And this is the revelation that greats the woman who has made almost a religion out of her personal autonomy. She finds out, on the cusp of thirty, that independence is not all it's cracked up to be.
.... Unfortunately, this is a bit of wisdom that almost always arrives too late. The drawbacks of the independent life, which dawned on Roiphe [author of the
Esquire article:
"The Independent Woman (and Other Lies)"] in her late twenties, are not so readily apparent to a woman in her early twenties. And how can they be? When a woman in young and reasonably attractive, men will pass through her life with the regularity of subway trains; even when the platform is empty, she'll expect another to be coming along soon. No woman in her right mind would want to commit herself to marriage so early. Time stretches luxuriously out before her. Her body is still silent on the question of children. She'll be aware, too, of the risk of divorce today, and may tell herself how important is is to be exposed to a wide variety of men before deciding upon just one. When dating a man, she'll be constantly alert to the possibilities of others. Even if she falls in love with someone, she may ultimately put him off because she feels "too young" for anything "serious." Mentally, she has postponed all of these critical questions to some arbitrary, older age.
But if a woman remains single until her age creeps up past thirty, she may find herself tapping at her watch and starting down the now mysteriously empty tunnel, wondering if there hasn't been a derailment or accident somewhere along the line. When a train does finally pull in, it is filled with misfits and crazy men - like a New York City subway car after hours: immature, elusive Peter Pans who won't commit themselves to a second cup of coffee, let alone a second date; neurotic bachelors with strange habits; sexual predators who hit on every woman they meet; newly divorced men taking pleasure wherever they can; embittered, scored men who still feel vengeful toward their last girlfriend; men who are too preoccupied with their careers to think about anyone else from one week to the next; men who are simply too weak, too odd, to have attracted any woman's interest. The sensible, decent, not-bad-looking men a woman rejected at twenty-four because she wasn't ready to settle down all seem to have gotten off at other stations.

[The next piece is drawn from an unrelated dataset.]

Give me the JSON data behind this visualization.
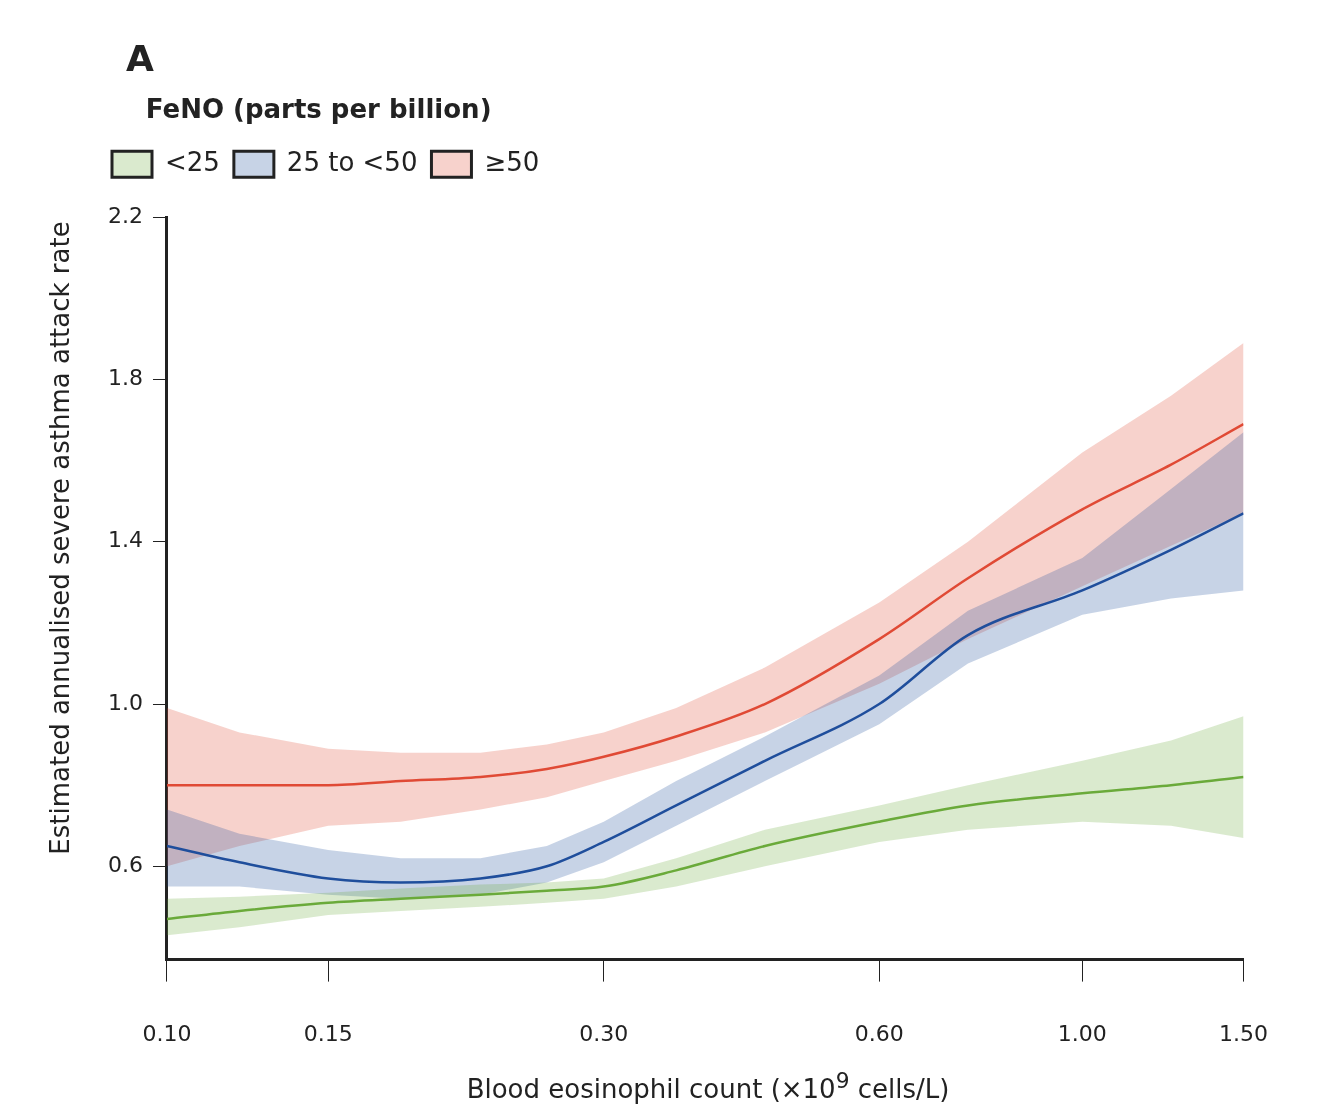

.... It's in the act of taking up the roles we've been taught to avoid or postpone - wife, husband, mother, father - that we build our identities, expand our lives, and achieve the fullness of character that we desire.
Still, critics may argue that the old way was no better; that the risk of loss women assume by delaying marriage and motherhood overbalances the certain loss we'd suffer by marrying too early. The habit of viewing marriage as a raw deal for women is now so entrenched, even among women who don't call themselves feminists, that I've seen brides who otherwise appear completely happy apologize to their wedding guests for their surrender to convention, as if a part of them still feels there is something embarrassing and weak about an intelligent and ambitious woman consenting to marry. But is this true? Or it is just an alibi we've been handed by the previous generation of women in order to justify the sad, lonely outcomes of so many lives?
What we rarely hear - or perhaps are too fearful to admit - is how
liberating marriage can actually be. As nerve-racking as making the decision can be, it is also an enormous relief once it is made. The moment we say, "I do," we have answered one of the great, crucial questions of our lives: We now know with whom we will be spending the rest of our years, who will be the father of our children, who will be our family.
That our marriages may not work, that we will have to accommodate ourselves to the habits and personality of someone else - these are, and always have been, the risks of commitment, of love itself. What is important is that our lives have been thrust forward. The negative - that we are no longer able to live entirely for ourselves - is also the positive:
We no longer have to live entirely for ourselves! We may go on to do any number of interesting things, but we are free of the gnawing wonder of with whom we will do them. We have ceased to look down the tunnel, waiting for the train.
.... The fear of losing oneself can, in the end, simply become an excuse for not giving any of oneself away. Generations of women may have had no choice but to commit themselves to marriage early and then to feel imprisoned by their lifelong domesticity. So many of our generation have decided to put it off until it is too late, not foreseeing that lifelong independence can be its own kind of prison, too.